The delicate art of discussing religion, politics or gender in the workplace

There are few topics that remain as complex as they are sensitive, especially with co-workers. The big three are religion, politics and gender. These subjects hold profound importance in our lives and are at the core of our identities, thus holding the power to stir up deep emotions. Avoiding or hiding these parts of our identities in the office can leave us feeling false or like imposters at work. How do we balance sharing our true selves at work, with a need to respect our co-workers and, of course, steer clear of workplace policy violations? Here's a few tips for navigating delicate subjects:

Focus on similarity first: 

Yes, we are all unique, but in the wise words of Maya Angelou, "We're more alike than we are unalike." Respect for diverse perspectives, beliefs and backgrounds is crucial, but so is remembering that we're all human. We have families, interests and full lives outside of work. Find out what you have in common with co-workers; perhaps a favorite restaurant, vacation spot or hobby, then build on that.

Listen rather than speak:

When discussing a sensitive topic, or if someone casually drops a personal share that you weren't expecting, remember you have two ears but only one mouth. Prioritize listening over speaking; it's not always necessary to respond. Phrases such as, "Thanks for sharing that," or "I understand where you're coming from," can help build common ground. Listening to truly understand someone's experience or perspective (rather than listening only to react or respond) takes practice and is worth the effort. Active listening fosters an environment where people feel heard and valued.

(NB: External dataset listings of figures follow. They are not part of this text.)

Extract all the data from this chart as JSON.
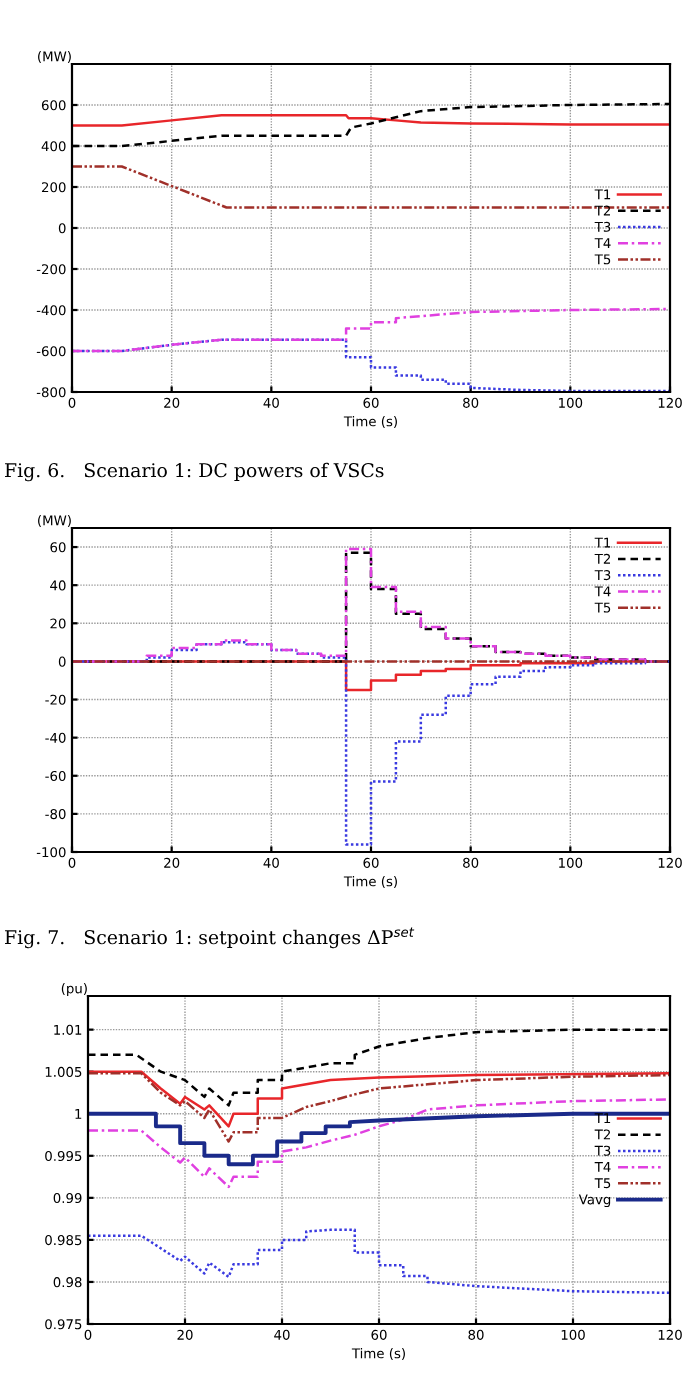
{
  "chart_data": [
    {
      "type": "line",
      "ylabel": "(MW)",
      "xlabel": "Time (s)",
      "annotations": [
        "Fig. 6.   Scenario 1: DC powers of VSCs"
      ],
      "xlim": [
        0,
        120
      ],
      "xticks": [
        0,
        20,
        40,
        60,
        80,
        100,
        120
      ],
      "ylim": [
        -800,
        800
      ],
      "yticks": [
        -800,
        -600,
        -400,
        -200,
        0,
        200,
        400,
        600
      ],
      "grid": true,
      "legend": "right",
      "series": [
        {
          "name": "T1",
          "color": "#e8262a",
          "line_style": "solid",
          "x": [
            0,
            10,
            20,
            30,
            55,
            55.5,
            60,
            65,
            70,
            80,
            100,
            120
          ],
          "values": [
            500,
            500,
            525,
            550,
            550,
            535,
            535,
            525,
            515,
            510,
            505,
            505
          ]
        },
        {
          "name": "T2",
          "color": "#000000",
          "line_style": "dashed",
          "x": [
            0,
            10,
            20,
            30,
            55,
            56,
            60,
            65,
            70,
            80,
            100,
            120
          ],
          "values": [
            400,
            400,
            425,
            450,
            450,
            490,
            510,
            540,
            570,
            590,
            600,
            605
          ]
        },
        {
          "name": "T3",
          "color": "#3a3ae0",
          "line_style": "dotted",
          "x": [
            0,
            10,
            20,
            30,
            55,
            55,
            60,
            60,
            65,
            65,
            70,
            70,
            75,
            75,
            80,
            80,
            90,
            100,
            120
          ],
          "values": [
            -600,
            -600,
            -570,
            -545,
            -545,
            -630,
            -630,
            -680,
            -680,
            -720,
            -720,
            -740,
            -740,
            -760,
            -760,
            -780,
            -790,
            -795,
            -795
          ]
        },
        {
          "name": "T4",
          "color": "#e040e0",
          "line_style": "dashdot",
          "x": [
            0,
            10,
            20,
            30,
            55,
            55,
            60,
            60,
            65,
            65,
            70,
            80,
            100,
            120
          ],
          "values": [
            -600,
            -600,
            -570,
            -545,
            -545,
            -490,
            -490,
            -460,
            -460,
            -440,
            -430,
            -410,
            -400,
            -395
          ]
        },
        {
          "name": "T5",
          "color": "#a0302a",
          "line_style": "dashdotdot",
          "x": [
            0,
            10,
            31,
            120
          ],
          "values": [
            300,
            300,
            100,
            100
          ]
        }
      ]
    },
    {
      "type": "step",
      "ylabel": "(MW)",
      "xlabel": "Time (s)",
      "annotations": [
        "Fig. 7.   Scenario 1: setpoint changes ΔP$^{set}$"
      ],
      "xlim": [
        0,
        120
      ],
      "xticks": [
        0,
        20,
        40,
        60,
        80,
        100,
        120
      ],
      "ylim": [
        -100,
        70
      ],
      "yticks": [
        -100,
        -80,
        -60,
        -40,
        -20,
        0,
        20,
        40,
        60
      ],
      "grid": true,
      "legend": "top right",
      "x": [
        0,
        5,
        10,
        15,
        20,
        25,
        30,
        35,
        40,
        45,
        50,
        55,
        60,
        65,
        70,
        75,
        80,
        85,
        90,
        95,
        100,
        105,
        110,
        115,
        120
      ],
      "series": [
        {
          "name": "T1",
          "color": "#e8262a",
          "line_style": "solid",
          "values": [
            0,
            0,
            0,
            0,
            0,
            0,
            0,
            0,
            0,
            0,
            0,
            -15,
            -10,
            -7,
            -5,
            -4,
            -2,
            -2,
            -1,
            -1,
            -1,
            0,
            0,
            0,
            0
          ]
        },
        {
          "name": "T2",
          "color": "#000000",
          "line_style": "dashed",
          "values": [
            0,
            0,
            0,
            0,
            0,
            0,
            0,
            0,
            0,
            0,
            0,
            57,
            38,
            25,
            17,
            12,
            8,
            5,
            4,
            3,
            2,
            1,
            1,
            0,
            0
          ]
        },
        {
          "name": "T3",
          "color": "#3a3ae0",
          "line_style": "dotted",
          "values": [
            0,
            0,
            0,
            2,
            6,
            9,
            10,
            9,
            6,
            4,
            2,
            -96,
            -63,
            -42,
            -28,
            -18,
            -12,
            -8,
            -5,
            -3,
            -2,
            -1,
            -1,
            0,
            0
          ]
        },
        {
          "name": "T4",
          "color": "#e040e0",
          "line_style": "dashdot",
          "values": [
            0,
            0,
            0,
            3,
            7,
            9,
            11,
            9,
            6,
            4,
            3,
            59,
            39,
            26,
            18,
            12,
            8,
            5,
            4,
            3,
            2,
            1,
            1,
            0,
            0
          ]
        },
        {
          "name": "T5",
          "color": "#a0302a",
          "line_style": "dashdotdot",
          "values": [
            0,
            0,
            0,
            0,
            0,
            0,
            0,
            0,
            0,
            0,
            0,
            0,
            0,
            0,
            0,
            0,
            0,
            0,
            0,
            0,
            0,
            0,
            0,
            0,
            0
          ]
        }
      ]
    },
    {
      "type": "line",
      "ylabel": "(pu)",
      "xlabel": "Time (s)",
      "xlim": [
        0,
        120
      ],
      "xticks": [
        0,
        20,
        40,
        60,
        80,
        100,
        120
      ],
      "ylim": [
        0.975,
        1.014
      ],
      "yticks": [
        0.975,
        0.98,
        0.985,
        0.99,
        0.995,
        1,
        1.005,
        1.01
      ],
      "grid": true,
      "legend": "right",
      "series": [
        {
          "name": "T1",
          "color": "#e8262a",
          "line_style": "solid",
          "x": [
            0,
            11,
            15,
            19,
            20,
            24,
            25,
            29,
            30,
            35,
            35,
            40,
            40,
            45,
            50,
            60,
            80,
            120
          ],
          "values": [
            1.005,
            1.005,
            1.003,
            1.0012,
            1.002,
            1.0005,
            1.001,
            0.9985,
            1.0,
            1.0,
            1.0018,
            1.0018,
            1.003,
            1.0035,
            1.004,
            1.0043,
            1.0046,
            1.0048
          ]
        },
        {
          "name": "T2",
          "color": "#000000",
          "line_style": "dashed",
          "x": [
            0,
            10,
            15,
            20,
            24,
            25,
            29,
            30,
            35,
            35,
            40,
            40,
            50,
            55,
            55,
            60,
            70,
            80,
            100,
            120
          ],
          "values": [
            1.007,
            1.007,
            1.005,
            1.004,
            1.002,
            1.003,
            1.001,
            1.0025,
            1.0025,
            1.004,
            1.004,
            1.005,
            1.006,
            1.006,
            1.007,
            1.008,
            1.009,
            1.0097,
            1.01,
            1.01
          ]
        },
        {
          "name": "T3",
          "color": "#3a3ae0",
          "line_style": "dotted",
          "x": [
            0,
            11,
            15,
            19,
            20,
            24,
            25,
            29,
            30,
            35,
            35,
            40,
            40,
            45,
            45,
            50,
            55,
            55,
            60,
            60,
            65,
            65,
            70,
            70,
            80,
            100,
            120
          ],
          "values": [
            0.9855,
            0.9855,
            0.984,
            0.9825,
            0.983,
            0.981,
            0.9823,
            0.9806,
            0.9821,
            0.9821,
            0.9838,
            0.9838,
            0.985,
            0.985,
            0.986,
            0.9862,
            0.9862,
            0.9835,
            0.9835,
            0.982,
            0.982,
            0.9807,
            0.9807,
            0.98,
            0.9795,
            0.9789,
            0.9787
          ]
        },
        {
          "name": "T4",
          "color": "#e040e0",
          "line_style": "dashdot",
          "x": [
            0,
            11,
            15,
            19,
            20,
            24,
            25,
            29,
            30,
            35,
            35,
            40,
            40,
            45,
            50,
            55,
            60,
            65,
            70,
            80,
            100,
            120
          ],
          "values": [
            0.998,
            0.998,
            0.996,
            0.9942,
            0.9948,
            0.9925,
            0.9935,
            0.9913,
            0.9925,
            0.9925,
            0.9943,
            0.9943,
            0.9955,
            0.996,
            0.9968,
            0.9975,
            0.9985,
            0.9993,
            1.0005,
            1.001,
            1.0015,
            1.0017
          ]
        },
        {
          "name": "T5",
          "color": "#a0302a",
          "line_style": "dashdotdot",
          "x": [
            0,
            11,
            15,
            19,
            20,
            24,
            25,
            29,
            30,
            35,
            35,
            40,
            45,
            50,
            55,
            60,
            70,
            80,
            100,
            120
          ],
          "values": [
            1.0048,
            1.0048,
            1.0025,
            1.001,
            1.0015,
            0.9995,
            1.0005,
            0.9967,
            0.9978,
            0.9978,
            0.9995,
            0.9995,
            1.0008,
            1.0015,
            1.0023,
            1.003,
            1.0035,
            1.004,
            1.0044,
            1.0046
          ]
        },
        {
          "name": "Vavg",
          "color": "#1a2a8a",
          "line_style": "solid",
          "x": [
            0,
            14,
            14,
            19,
            19,
            24,
            24,
            29,
            29,
            34,
            34,
            39,
            39,
            44,
            44,
            49,
            49,
            54,
            54,
            60,
            80,
            100,
            120
          ],
          "values": [
            1.0,
            1.0,
            0.9985,
            0.9985,
            0.9965,
            0.9965,
            0.995,
            0.995,
            0.994,
            0.994,
            0.995,
            0.995,
            0.9967,
            0.9967,
            0.9977,
            0.9977,
            0.9985,
            0.9985,
            0.999,
            0.9992,
            0.9997,
            1.0,
            1.0
          ]
        }
      ]
    }
  ]
}
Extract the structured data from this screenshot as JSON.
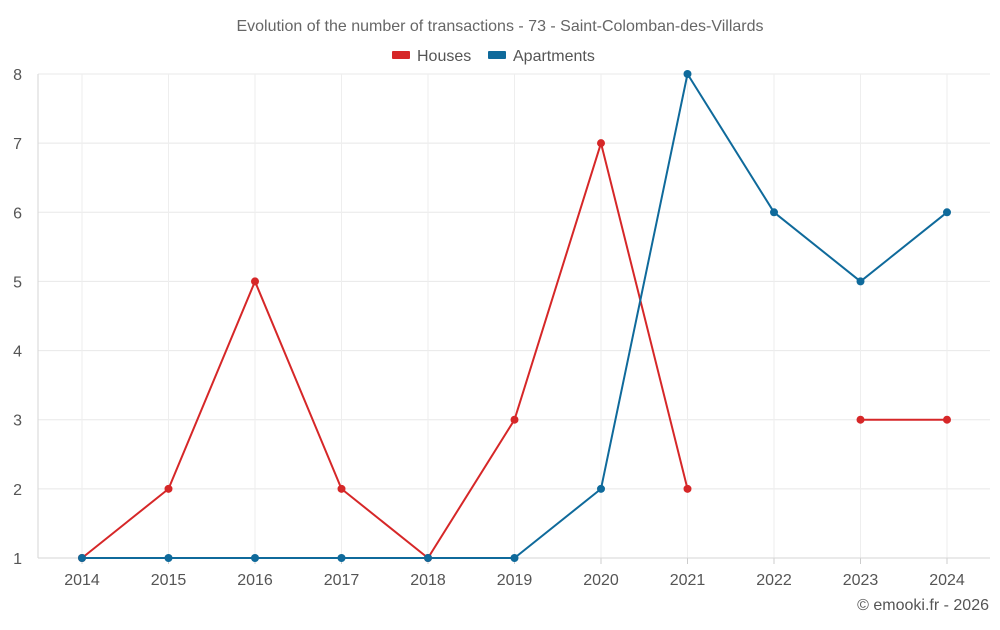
{
  "chart_data": {
    "type": "line",
    "title": "Evolution of the number of transactions - 73 - Saint-Colomban-des-Villards",
    "xlabel": "",
    "ylabel": "",
    "categories": [
      "2014",
      "2015",
      "2016",
      "2017",
      "2018",
      "2019",
      "2020",
      "2021",
      "2022",
      "2023",
      "2024"
    ],
    "yticks": [
      "1",
      "2",
      "3",
      "4",
      "5",
      "6",
      "7",
      "8"
    ],
    "ylim": [
      1,
      8
    ],
    "grid": true,
    "legend_position": "top-center",
    "series": [
      {
        "name": "Houses",
        "color": "#d62728",
        "values": [
          1,
          2,
          5,
          2,
          1,
          3,
          7,
          2,
          null,
          3,
          3
        ]
      },
      {
        "name": "Apartments",
        "color": "#0f6a9b",
        "values": [
          1,
          1,
          1,
          1,
          1,
          1,
          2,
          8,
          6,
          5,
          6
        ]
      }
    ],
    "footer": "© emooki.fr - 2026"
  }
}
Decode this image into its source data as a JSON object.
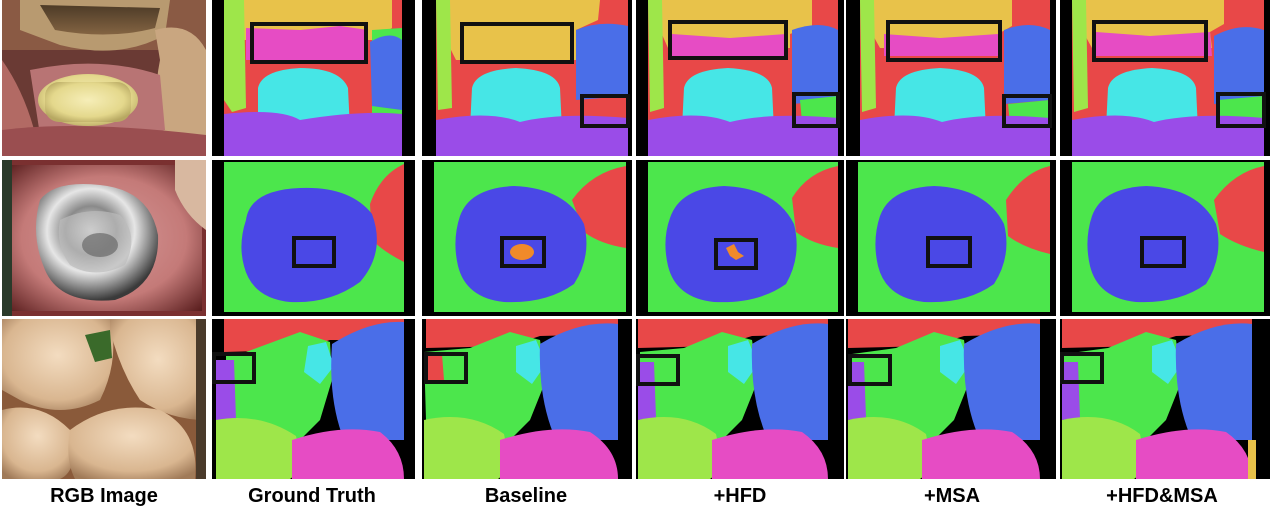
{
  "columns": [
    {
      "label": "RGB Image"
    },
    {
      "label": "Ground Truth"
    },
    {
      "label": "Baseline"
    },
    {
      "label": "+HFD"
    },
    {
      "label": "+MSA"
    },
    {
      "label": "+HFD&MSA"
    }
  ],
  "palette": {
    "black": "#000000",
    "yellow": "#e8c24a",
    "magenta": "#e64cc4",
    "red": "#e84848",
    "cyan": "#46e6e6",
    "purple": "#9a4ce8",
    "blue": "#4a6ee8",
    "green": "#4ce64c",
    "lime": "#9ee64a",
    "indigo": "#4a48e6",
    "orange": "#f08a2a",
    "box": "#111111"
  },
  "rows": [
    {
      "name": "row-1"
    },
    {
      "name": "row-2"
    },
    {
      "name": "row-3"
    }
  ]
}
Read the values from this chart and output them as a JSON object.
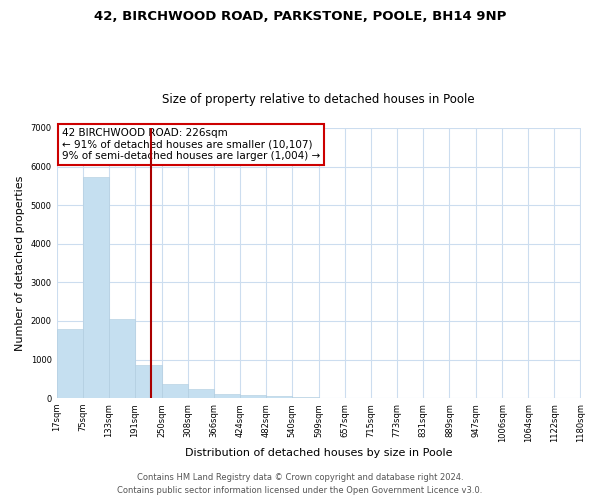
{
  "title_line1": "42, BIRCHWOOD ROAD, PARKSTONE, POOLE, BH14 9NP",
  "title_line2": "Size of property relative to detached houses in Poole",
  "xlabel": "Distribution of detached houses by size in Poole",
  "ylabel": "Number of detached properties",
  "bar_edges": [
    17,
    75,
    133,
    191,
    250,
    308,
    366,
    424,
    482,
    540,
    599,
    657,
    715,
    773,
    831,
    889,
    947,
    1006,
    1064,
    1122,
    1180
  ],
  "bar_heights": [
    1780,
    5730,
    2050,
    850,
    370,
    240,
    110,
    70,
    50,
    30,
    15,
    10,
    5,
    0,
    0,
    0,
    0,
    0,
    0,
    0
  ],
  "tick_labels": [
    "17sqm",
    "75sqm",
    "133sqm",
    "191sqm",
    "250sqm",
    "308sqm",
    "366sqm",
    "424sqm",
    "482sqm",
    "540sqm",
    "599sqm",
    "657sqm",
    "715sqm",
    "773sqm",
    "831sqm",
    "889sqm",
    "947sqm",
    "1006sqm",
    "1064sqm",
    "1122sqm",
    "1180sqm"
  ],
  "bar_color": "#c5dff0",
  "bar_edgecolor": "#b0ccde",
  "property_line_x": 226,
  "property_line_color": "#aa0000",
  "annotation_line1": "42 BIRCHWOOD ROAD: 226sqm",
  "annotation_line2": "← 91% of detached houses are smaller (10,107)",
  "annotation_line3": "9% of semi-detached houses are larger (1,004) →",
  "annotation_box_facecolor": "#ffffff",
  "annotation_box_edgecolor": "#cc0000",
  "ylim": [
    0,
    7000
  ],
  "yticks": [
    0,
    1000,
    2000,
    3000,
    4000,
    5000,
    6000,
    7000
  ],
  "footer_line1": "Contains HM Land Registry data © Crown copyright and database right 2024.",
  "footer_line2": "Contains public sector information licensed under the Open Government Licence v3.0.",
  "background_color": "#ffffff",
  "grid_color": "#ccddef",
  "title_fontsize": 9.5,
  "subtitle_fontsize": 8.5,
  "axis_label_fontsize": 8,
  "tick_fontsize": 6,
  "annotation_fontsize": 7.5,
  "footer_fontsize": 6
}
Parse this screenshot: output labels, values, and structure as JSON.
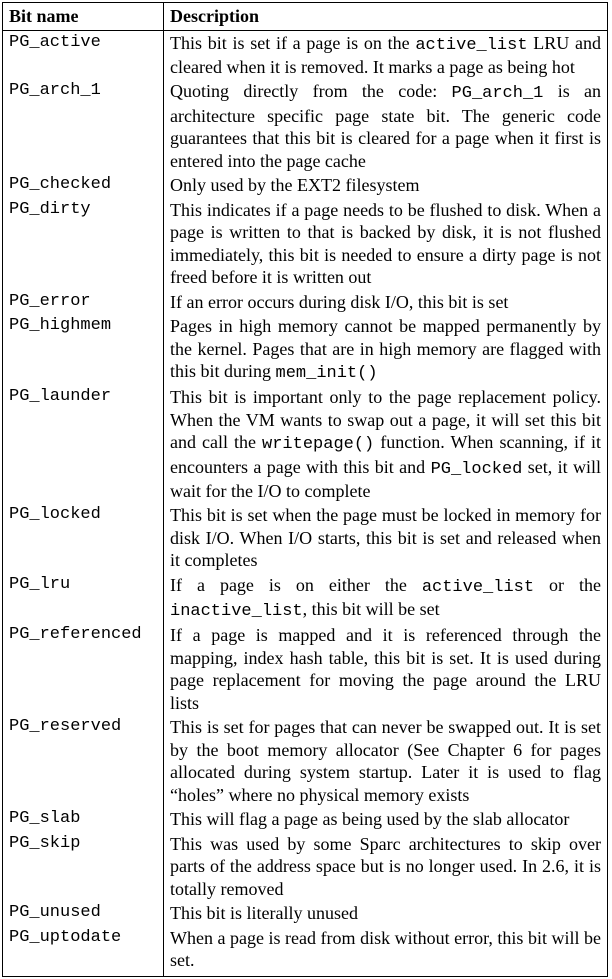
{
  "table": {
    "header": {
      "name": "Bit name",
      "desc": "Description"
    },
    "rows": [
      {
        "name": "PG_active",
        "desc": "This bit is set if a page is on the <span class=\"tt\">active_list</span> LRU and cleared when it is removed. It marks a page as being hot"
      },
      {
        "name": "PG_arch_1",
        "desc": "Quoting directly from the code: <span class=\"tt\">PG_arch_1</span> is an architecture specific page state bit. The generic code guarantees that this bit is cleared for a page when it first is entered into the page cache"
      },
      {
        "name": "PG_checked",
        "desc": "Only used by the EXT2 filesystem"
      },
      {
        "name": "PG_dirty",
        "desc": "This indicates if a page needs to be flushed to disk. When a page is written to that is backed by disk, it is not flushed immediately, this bit is needed to ensure a dirty page is not freed before it is written out"
      },
      {
        "name": "PG_error",
        "desc": "If an error occurs during disk I/O, this bit is set"
      },
      {
        "name": "PG_highmem",
        "desc": "Pages in high memory cannot be mapped permanently by the kernel. Pages that are in high memory are flagged with this bit during <span class=\"tt\">mem_init()</span>"
      },
      {
        "name": "PG_launder",
        "desc": "This bit is important only to the page replacement policy. When the VM wants to swap out a page, it will set this bit and call the <span class=\"tt\">writepage()</span> function. When scanning, if it encounters a page with this bit and <span class=\"tt\">PG_locked</span> set, it will wait for the I/O to complete"
      },
      {
        "name": "PG_locked",
        "desc": "This bit is set when the page must be locked in memory for disk I/O. When I/O starts, this bit is set and released when it completes"
      },
      {
        "name": "PG_lru",
        "desc": "If a page is on either the <span class=\"tt\">active_list</span> or the <span class=\"tt\">inactive_list</span>, this bit will be set"
      },
      {
        "name": "PG_referenced",
        "desc": "If a page is mapped and it is referenced through the mapping, index hash table, this bit is set. It is used during page replacement for moving the page around the LRU lists"
      },
      {
        "name": "PG_reserved",
        "desc": "This is set for pages that can never be swapped out. It is set by the boot memory allocator (See Chapter 6 for pages allocated during system startup. Later it is used to flag “holes” where no physical memory exists"
      },
      {
        "name": "PG_slab",
        "desc": "This will flag a page as being used by the slab allocator"
      },
      {
        "name": "PG_skip",
        "desc": "This was used by some Sparc architectures to skip over parts of the address space but is no longer used. In 2.6, it is totally removed"
      },
      {
        "name": "PG_unused",
        "desc": "This bit is literally unused"
      },
      {
        "name": "PG_uptodate",
        "desc": "When a page is read from disk without error, this bit will be set."
      }
    ]
  }
}
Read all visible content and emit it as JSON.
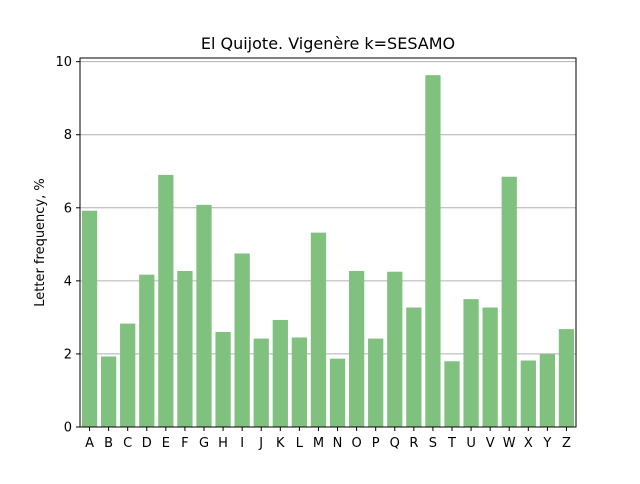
{
  "chart_data": {
    "type": "bar",
    "title": "El Quijote. Vigenère k=SESAMO",
    "xlabel": "",
    "ylabel": "Letter frequency, %",
    "categories": [
      "A",
      "B",
      "C",
      "D",
      "E",
      "F",
      "G",
      "H",
      "I",
      "J",
      "K",
      "L",
      "M",
      "N",
      "O",
      "P",
      "Q",
      "R",
      "S",
      "T",
      "U",
      "V",
      "W",
      "X",
      "Y",
      "Z"
    ],
    "values": [
      5.92,
      1.93,
      2.83,
      4.17,
      6.9,
      4.27,
      6.08,
      2.6,
      4.75,
      2.42,
      2.93,
      2.45,
      5.32,
      1.87,
      4.27,
      2.42,
      4.25,
      3.27,
      9.63,
      1.8,
      3.5,
      3.27,
      6.85,
      1.82,
      2.0,
      2.68
    ],
    "ylim": [
      0,
      10.1
    ],
    "yticks": [
      0,
      2,
      4,
      6,
      8,
      10
    ],
    "grid": "y",
    "bar_color": "#81c17f",
    "grid_color": "#b0b0b0"
  }
}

Choose the right timing and setting: 

If a sensitive discussion is necessary, then it deserves the right time and location. If a conversation takes an awkward or unexpected turn, it's OK to say, "I can tell this topic is important, but now isn't the right time or place. I want to give this conversation its due. Can we start again later when we'll both be able to focus?" If you don't want to go there when someone shares something personal, it's also OK to simply say, "Thanks so much for sharing that with me," then politely change the subject or get back to work. Again, it's not always necessary to respond.

Exercise discretion: 

While open dialogue, listening and human connection are encouraged, exercising discretion is equally important. It's not OK to engage in heated debates that turn into arguments or let a tense conversation cross the line of a workplace-policy violation. Expressing speech that could be perceived as harassment or hate speech (whether in person or on social media) will land you in violation of your company policies.

Set boundaries: 

If a conversation becomes uncomfortable or contentious, or if the steps above don't get the conversation redirected, gracefully move toward more common ground. It might be appropriate to say, "I can tell we are both uncomfortable talking about this in the office," or "I feel a little differently about that," followed by, "I respect you as a person and our relationship is important to me, but would you mind if we change the subject?"

Know your policies:

What's the culture regarding sensitive or personal dialogue in your workplace? Some workplaces encourage open discussions, while others prefer to keep conversations less personal. It's essential to understand your organization's policies. Many workplaces have anti-harassment policies that outline prohibited activity and consequences. Many organizations also have equal employment and diversity policies intended to foster fair and equitable treatment, as well as prevent harassment or discrimination.

Discussions about personal topics can be respectful, inclusive and contribute positively to the work environment. When approached thoughtfully, such conversations can broaden our perspectives, foster empathy and create deeper relationships built on trust and mutual respect. Embracing diversity while navigating sensitive conversations can enrich the workplace culture and help us build stronger human connections.